Artificial reefs often add a touch of intrigue to a dive. There is something eerie about coming upon a structure common on dry land when you dip underwater. But while artificial reefs and scuttled wrecks often provide habitats for marine life, they are not always beneficial to the environment.
What is an artificial reef?
Generally, an artificial reef is anything manmade that you might see underwater. These could include structures specially designed to encourage coral growth, purposefully scuttled vessels and, of course, ships and planes that sank due to either weather conditions or as victims of war. In time, most of these artificial reefs become a home for new life, as polyps (baby coral) need hard substrate to attach to and grow on.

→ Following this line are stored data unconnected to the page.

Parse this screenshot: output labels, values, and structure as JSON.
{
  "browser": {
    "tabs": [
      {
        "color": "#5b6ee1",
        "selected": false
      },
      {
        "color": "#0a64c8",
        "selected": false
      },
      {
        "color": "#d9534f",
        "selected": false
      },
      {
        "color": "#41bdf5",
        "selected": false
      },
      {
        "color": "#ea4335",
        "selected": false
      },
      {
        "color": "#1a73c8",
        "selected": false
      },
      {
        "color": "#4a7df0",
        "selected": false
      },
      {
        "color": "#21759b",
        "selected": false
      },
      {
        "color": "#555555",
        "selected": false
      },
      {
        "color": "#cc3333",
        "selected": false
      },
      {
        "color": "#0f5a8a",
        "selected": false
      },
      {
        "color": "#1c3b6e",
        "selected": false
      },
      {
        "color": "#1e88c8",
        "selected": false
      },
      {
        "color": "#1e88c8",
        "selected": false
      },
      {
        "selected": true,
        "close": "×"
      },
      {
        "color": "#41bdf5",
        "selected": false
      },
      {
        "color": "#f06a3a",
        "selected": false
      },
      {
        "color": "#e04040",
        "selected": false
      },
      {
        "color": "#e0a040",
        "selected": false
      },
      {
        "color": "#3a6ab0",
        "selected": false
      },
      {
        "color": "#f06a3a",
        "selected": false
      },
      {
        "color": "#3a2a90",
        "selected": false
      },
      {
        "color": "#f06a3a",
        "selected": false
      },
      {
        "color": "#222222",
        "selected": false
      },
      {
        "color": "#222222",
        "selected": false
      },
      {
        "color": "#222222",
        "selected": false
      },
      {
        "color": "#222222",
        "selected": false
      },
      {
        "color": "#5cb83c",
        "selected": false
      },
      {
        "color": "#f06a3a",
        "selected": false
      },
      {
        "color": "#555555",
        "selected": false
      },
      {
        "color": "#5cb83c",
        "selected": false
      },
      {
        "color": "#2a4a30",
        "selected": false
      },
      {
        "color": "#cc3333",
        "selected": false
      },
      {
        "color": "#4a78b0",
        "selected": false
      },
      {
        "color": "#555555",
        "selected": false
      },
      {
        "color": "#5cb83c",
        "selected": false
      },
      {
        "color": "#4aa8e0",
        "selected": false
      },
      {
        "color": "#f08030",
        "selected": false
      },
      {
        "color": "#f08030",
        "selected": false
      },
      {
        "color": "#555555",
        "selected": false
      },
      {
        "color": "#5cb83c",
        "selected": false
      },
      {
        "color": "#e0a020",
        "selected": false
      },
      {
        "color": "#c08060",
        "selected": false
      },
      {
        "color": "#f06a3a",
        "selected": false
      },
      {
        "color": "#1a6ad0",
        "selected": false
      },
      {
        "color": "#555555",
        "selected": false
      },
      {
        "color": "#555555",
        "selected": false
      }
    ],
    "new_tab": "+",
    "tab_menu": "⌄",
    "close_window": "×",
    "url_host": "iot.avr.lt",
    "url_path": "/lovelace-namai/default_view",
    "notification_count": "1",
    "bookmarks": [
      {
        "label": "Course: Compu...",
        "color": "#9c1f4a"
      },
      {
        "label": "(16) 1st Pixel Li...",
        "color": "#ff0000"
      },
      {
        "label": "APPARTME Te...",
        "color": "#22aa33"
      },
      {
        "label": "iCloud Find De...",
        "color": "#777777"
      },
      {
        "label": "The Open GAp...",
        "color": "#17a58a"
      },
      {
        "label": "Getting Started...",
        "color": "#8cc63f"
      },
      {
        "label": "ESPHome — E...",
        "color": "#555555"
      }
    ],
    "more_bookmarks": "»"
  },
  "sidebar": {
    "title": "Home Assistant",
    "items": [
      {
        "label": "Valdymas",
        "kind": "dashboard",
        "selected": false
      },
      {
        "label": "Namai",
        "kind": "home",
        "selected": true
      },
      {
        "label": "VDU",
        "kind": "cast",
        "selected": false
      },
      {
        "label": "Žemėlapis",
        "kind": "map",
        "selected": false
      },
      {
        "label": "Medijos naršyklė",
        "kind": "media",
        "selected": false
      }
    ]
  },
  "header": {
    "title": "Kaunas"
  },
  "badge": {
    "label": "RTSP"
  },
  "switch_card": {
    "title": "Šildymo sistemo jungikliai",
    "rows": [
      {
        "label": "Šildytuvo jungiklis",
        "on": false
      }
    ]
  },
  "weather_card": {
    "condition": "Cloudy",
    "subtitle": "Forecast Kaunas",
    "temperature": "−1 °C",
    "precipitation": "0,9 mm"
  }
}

Artificial reefs long predate modern history as well; Japanese fishermen in the Middle Ages made them from bamboo. More recently objects made from various materials, such as concrete, have been employed to create underwater experiences for divers as well as in an attempt to generate healthy underwater ecosystems.

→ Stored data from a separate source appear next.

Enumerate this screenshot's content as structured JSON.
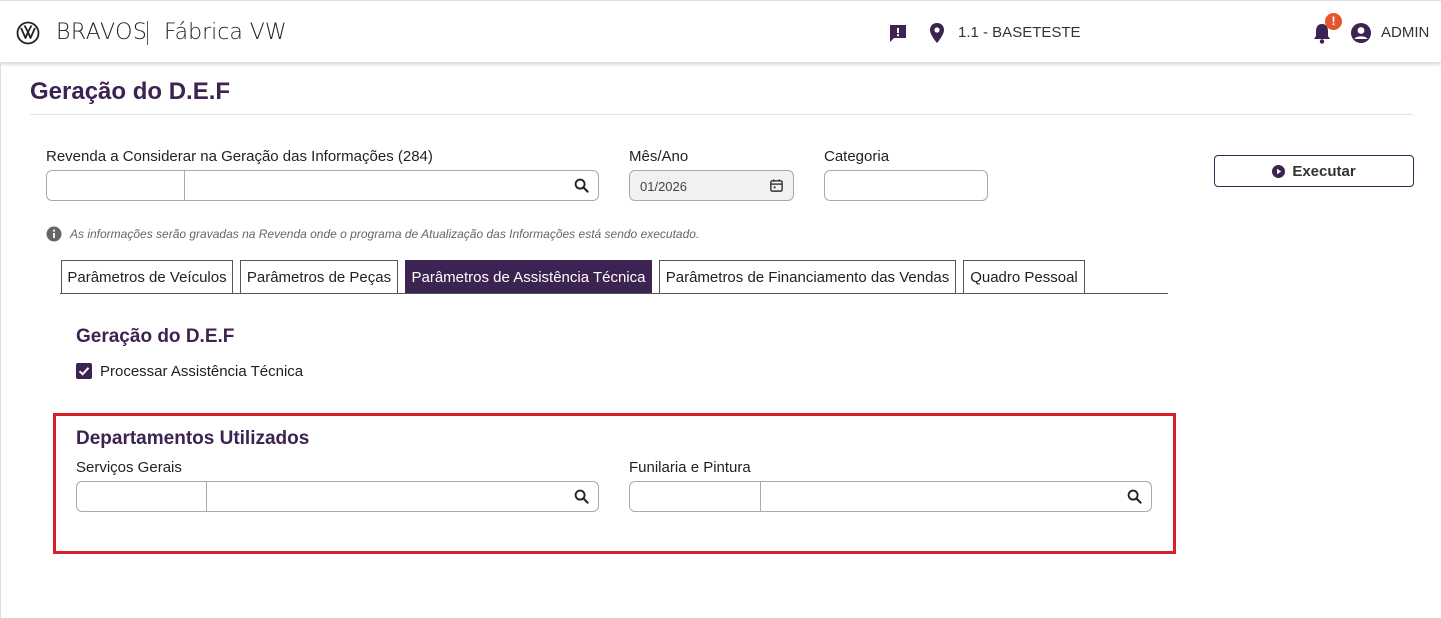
{
  "header": {
    "brand": "BRAVOS",
    "brand_sub": "Fábrica VW",
    "location": "1.1 - BASETESTE",
    "notification_badge": "!",
    "user": "ADMIN"
  },
  "page": {
    "title": "Geração do D.E.F"
  },
  "filters": {
    "revenda_label": "Revenda a Considerar na Geração das Informações (284)",
    "mes_ano_label": "Mês/Ano",
    "mes_ano_value": "01/2026",
    "categoria_label": "Categoria",
    "execute_label": "Executar"
  },
  "info_text": "As informações serão gravadas na Revenda onde o programa de Atualização das Informações está sendo executado.",
  "tabs": [
    {
      "label": "Parâmetros de Veículos",
      "active": false
    },
    {
      "label": "Parâmetros de Peças",
      "active": false
    },
    {
      "label": "Parâmetros de Assistência Técnica",
      "active": true
    },
    {
      "label": "Parâmetros de Financiamento das Vendas",
      "active": false
    },
    {
      "label": "Quadro Pessoal",
      "active": false
    }
  ],
  "section_def": {
    "title": "Geração do D.E.F",
    "checkbox_label": "Processar Assistência Técnica",
    "checked": true
  },
  "section_departments": {
    "title": "Departamentos Utilizados",
    "servicos_label": "Serviços Gerais",
    "funilaria_label": "Funilaria e Pintura"
  },
  "colors": {
    "primary": "#3c2352",
    "highlight": "#d6202a",
    "badge": "#e5562e"
  }
}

How do artificial reefs benefit the marine environment?
As mentioned, artificial reefs provide a substrate where coral polyps can attach to regenerate and grow. Over time, these areas can become flourishing ecosystems, attracting a variety of marine life. The placement of artificial reefs can also help reduce coastal erosion. Furthermore, artificial reefs can increase the amount of oxygen being produced underwater. This, in turn, reduces oxygen deficiency in the deeper areas of the ocean.
Reefs that see many divers each year are often exposed to larger amounts of damage, aside from that caused by pollution, rising CO2 and water temperature levels. Novice and irresponsible divers can cause damage to coral reefs that might take years to regenerate. Artificial reefs provide divers with additional areas to explore, taking pressure off natural reef systems in the area.

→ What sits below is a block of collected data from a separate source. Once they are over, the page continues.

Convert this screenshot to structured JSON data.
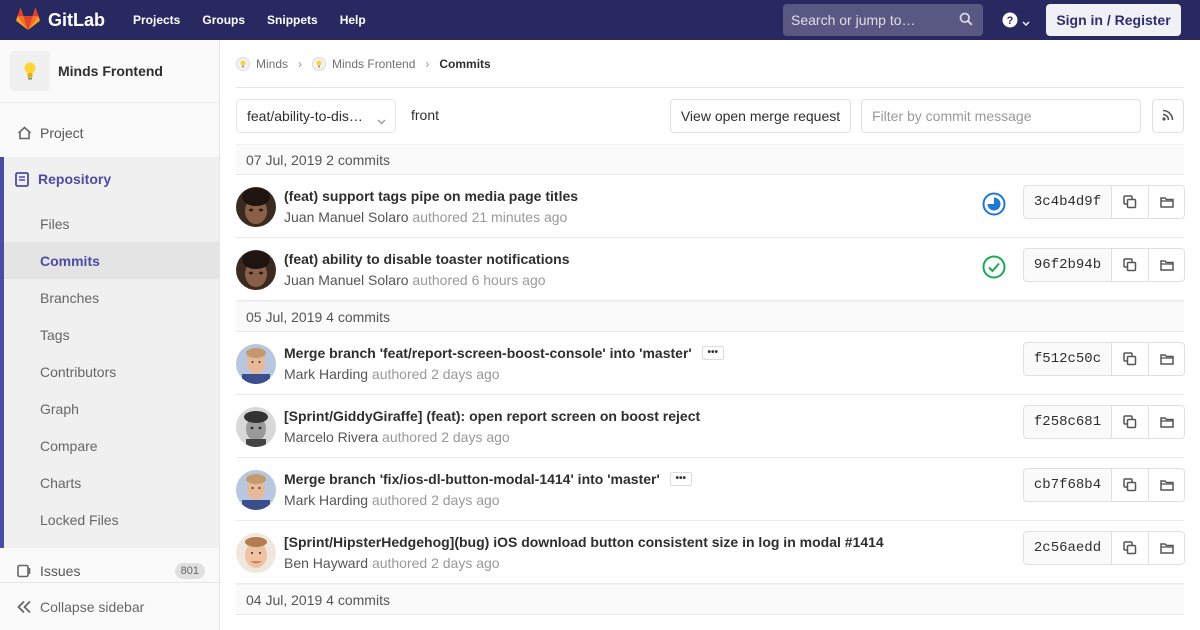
{
  "navbar": {
    "brand": "GitLab",
    "links": [
      "Projects",
      "Groups",
      "Snippets",
      "Help"
    ],
    "search_placeholder": "Search or jump to…",
    "signin_label": "Sign in / Register"
  },
  "sidebar": {
    "project_name": "Minds Frontend",
    "project_item": "Project",
    "repository_label": "Repository",
    "repo_items": [
      "Files",
      "Commits",
      "Branches",
      "Tags",
      "Contributors",
      "Graph",
      "Compare",
      "Charts",
      "Locked Files"
    ],
    "active_repo_item": "Commits",
    "issues_label": "Issues",
    "issues_count": "801",
    "collapse_label": "Collapse sidebar"
  },
  "breadcrumb": {
    "group": "Minds",
    "project": "Minds Frontend",
    "current": "Commits"
  },
  "toolbar": {
    "branch": "feat/ability-to-dis…",
    "path": "front",
    "merge_request_label": "View open merge request",
    "filter_placeholder": "Filter by commit message"
  },
  "days": [
    {
      "header": "07 Jul, 2019 2 commits",
      "commits": [
        {
          "title": "(feat) support tags pipe on media page titles",
          "author": "Juan Manuel Solaro",
          "authored": "authored 21 minutes ago",
          "sha": "3c4b4d9f",
          "status": "running",
          "has_ellipsis": false,
          "avatar": "juan"
        },
        {
          "title": "(feat) ability to disable toaster notifications",
          "author": "Juan Manuel Solaro",
          "authored": "authored 6 hours ago",
          "sha": "96f2b94b",
          "status": "passed",
          "has_ellipsis": false,
          "avatar": "juan"
        }
      ]
    },
    {
      "header": "05 Jul, 2019 4 commits",
      "commits": [
        {
          "title": "Merge branch 'feat/report-screen-boost-console' into 'master'",
          "author": "Mark Harding",
          "authored": "authored 2 days ago",
          "sha": "f512c50c",
          "status": "",
          "has_ellipsis": true,
          "avatar": "mark"
        },
        {
          "title": "[Sprint/GiddyGiraffe] (feat): open report screen on boost reject",
          "author": "Marcelo Rivera",
          "authored": "authored 2 days ago",
          "sha": "f258c681",
          "status": "",
          "has_ellipsis": false,
          "avatar": "marcelo"
        },
        {
          "title": "Merge branch 'fix/ios-dl-button-modal-1414' into 'master'",
          "author": "Mark Harding",
          "authored": "authored 2 days ago",
          "sha": "cb7f68b4",
          "status": "",
          "has_ellipsis": true,
          "avatar": "mark"
        },
        {
          "title": "[Sprint/HipsterHedgehog](bug) iOS download button consistent size in log in modal #1414",
          "author": "Ben Hayward",
          "authored": "authored 2 days ago",
          "sha": "2c56aedd",
          "status": "",
          "has_ellipsis": false,
          "avatar": "ben"
        }
      ]
    },
    {
      "header": "04 Jul, 2019 4 commits",
      "commits": []
    }
  ],
  "colors": {
    "navbar": "#292961",
    "accent": "#4b4ba3",
    "passed": "#1aaa55",
    "running": "#1f78d1"
  },
  "icons": {
    "brand": "gitlab-tanuki-icon",
    "search": "search-icon",
    "help": "question-circle-icon",
    "project": "home-icon",
    "repository": "book-icon",
    "issues": "issues-icon",
    "collapse": "double-chevron-left-icon",
    "copy": "copy-icon",
    "browse": "folder-open-icon",
    "rss": "rss-icon"
  }
}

What are some of the drawbacks of artificial reefs?
Artificial reefs, while taking some pressure off of natural reefs, can also attract more visitors to the area in general. Thus, while divers and snorkelers might visit an area because of an artificial reef, they will likely pair that with a number of visits to natural reefs in the area, which could lead to more damage on the reefs. Also, if they aren’t carefully monitored, artificial reefs can become habitat and spawning grounds for invasive species, such as orange-cup coral.
The creation of artificial reefs involves intensive planning, long-term monitoring and evaluation so as not to cause damage to the surrounding marine ecosystems or change the equilibrium of species native to the area.
Wrecks like old planes and ships can carry pollutants like asbestos, PCBs, floating debris and fuels. It is crucially important that these objects are thoroughly cleaned before they are scuttled. It is also important to consider the material used for artificial reefs. In the 1970s, about 2 million old tires were dumped off the Florida coast in an ill-advised attempt to create an artificial reef. Very little marine life has attached to the tires, which have subsequently become unmoored and destroyed natural substrata, as well as decomposing and floating in pieces in the ocean.
While artificial reefs can take pressure off natural reefs and encourage marine life growth and rehabilitation, it is important to follow the correct procedures when planning and installing these structures.